Cuando está tan cerca que T.A. puede captar todos estos detalles, puede también olerlo. Huele a Oíd Spice, más una fuerte vaharada de vómito en el aliento; pero no de alcohol.
—Dame eso —dice, y le arranca de las manos el maletín de aluminio. T.A. jamás deja que nadie haga eso.
—Tiene que firmar —dice, pero sabe que ya es tarde. Si no consigues que firmen antes, la has jodido. No tienes poder, ni forma de presionarlos. No eres más que una mocosa en monopatín.
Por eso T.A nunca permite que la gente le arranque los paquetes de las manos. Pero este tío es un pastor, por amor de Dios. No se lo esperaba. Se lo ha arrancado de la mano, y ahora corre de vuelta a su despacho.

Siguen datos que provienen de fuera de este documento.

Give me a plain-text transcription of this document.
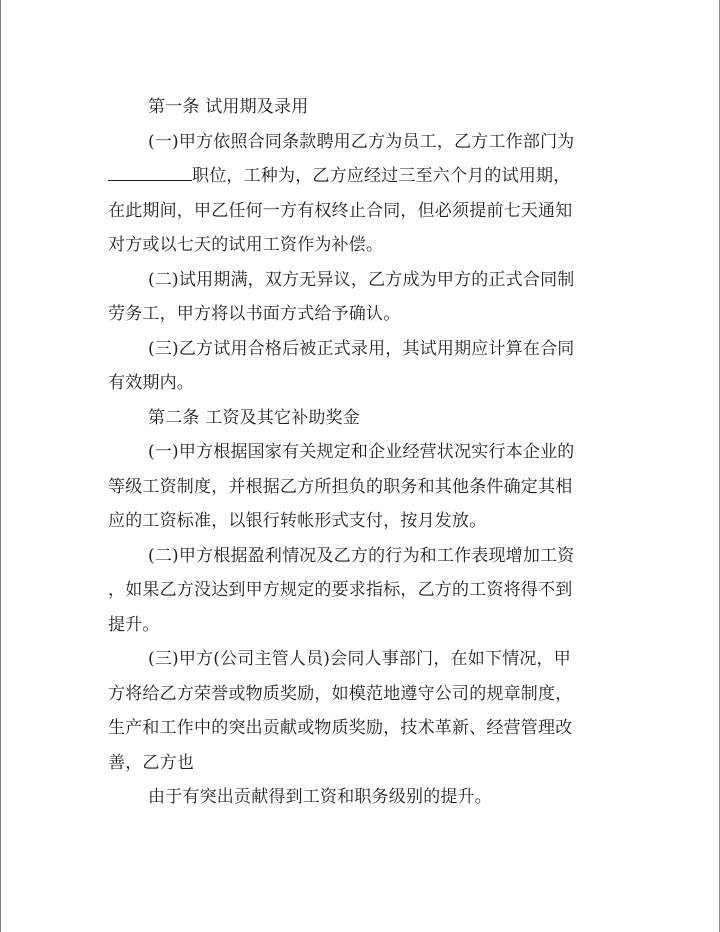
第一条 试用期及录用
(一)甲方依照合同条款聘用乙方为员工，乙方工作部门为
职位，工种为，乙方应经过三至六个月的试用期，
在此期间，甲乙任何一方有权终止合同，但必须提前七天通知
对方或以七天的试用工资作为补偿。
(二)试用期满，双方无异议，乙方成为甲方的正式合同制
劳务工，甲方将以书面方式给予确认。
(三)乙方试用合格后被正式录用，其试用期应计算在合同
有效期内。
第二条 工资及其它补助奖金
(一)甲方根据国家有关规定和企业经营状况实行本企业的
等级工资制度，并根据乙方所担负的职务和其他条件确定其相
应的工资标准，以银行转帐形式支付，按月发放。
(二)甲方根据盈利情况及乙方的行为和工作表现增加工资
，如果乙方没达到甲方规定的要求指标，乙方的工资将得不到
提升。
(三)甲方(公司主管人员)会同人事部门，在如下情况，甲
方将给乙方荣誉或物质奖励，如模范地遵守公司的规章制度，
生产和工作中的突出贡献或物质奖励，技术革新、经营管理改
善，乙方也
由于有突出贡献得到工资和职务级别的提升。
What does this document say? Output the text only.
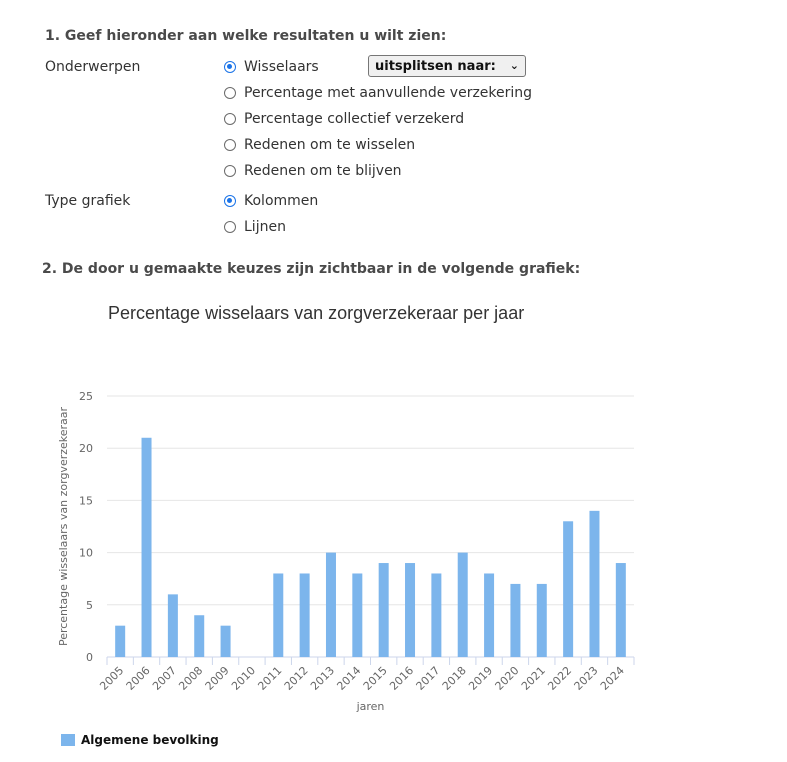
1. Geef hieronder aan welke resultaten u wilt zien:
Onderwerpen	Wisselaars
Percentage met aanvullende verzekering
Percentage collectief verzekerd
Redenen om te wisselen
Redenen om te blijven
uitsplitsen naar: ⌄
Type grafiek	Kolommen
Lijnen
2. De door u gemaakte keuzes zijn zichtbaar in de volgende grafiek:
Percentage wisselaars van zorgverzekeraar per jaar
0
5
10
15
20
25
2005
2006
2007
2008
2009
2010
2011
2012
2013
2014
2015
2016
2017
2018
2019
2020
2021
2022
2023
2024
Percentage wisselaars van zorgverzekeraar
jaren
Algemene bevolking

—Puedo firmarlo —dice la chica. Parece asustada. En realidad, más bien parece enferma.
—Tiene que ser él en persona —insiste T.A.—. El reverendo Dale T. Thorpe.
Ya se le ha pasado el asombro y le está entrando el cabreo, así que lo sigue al interior del despacho.
—No puede entrar ahí —protesta la chica, pero lo hace como en sueños, melancólicamente, como si todo eso fuese un asunto ya medio olvidado. T.A. abre la puerta.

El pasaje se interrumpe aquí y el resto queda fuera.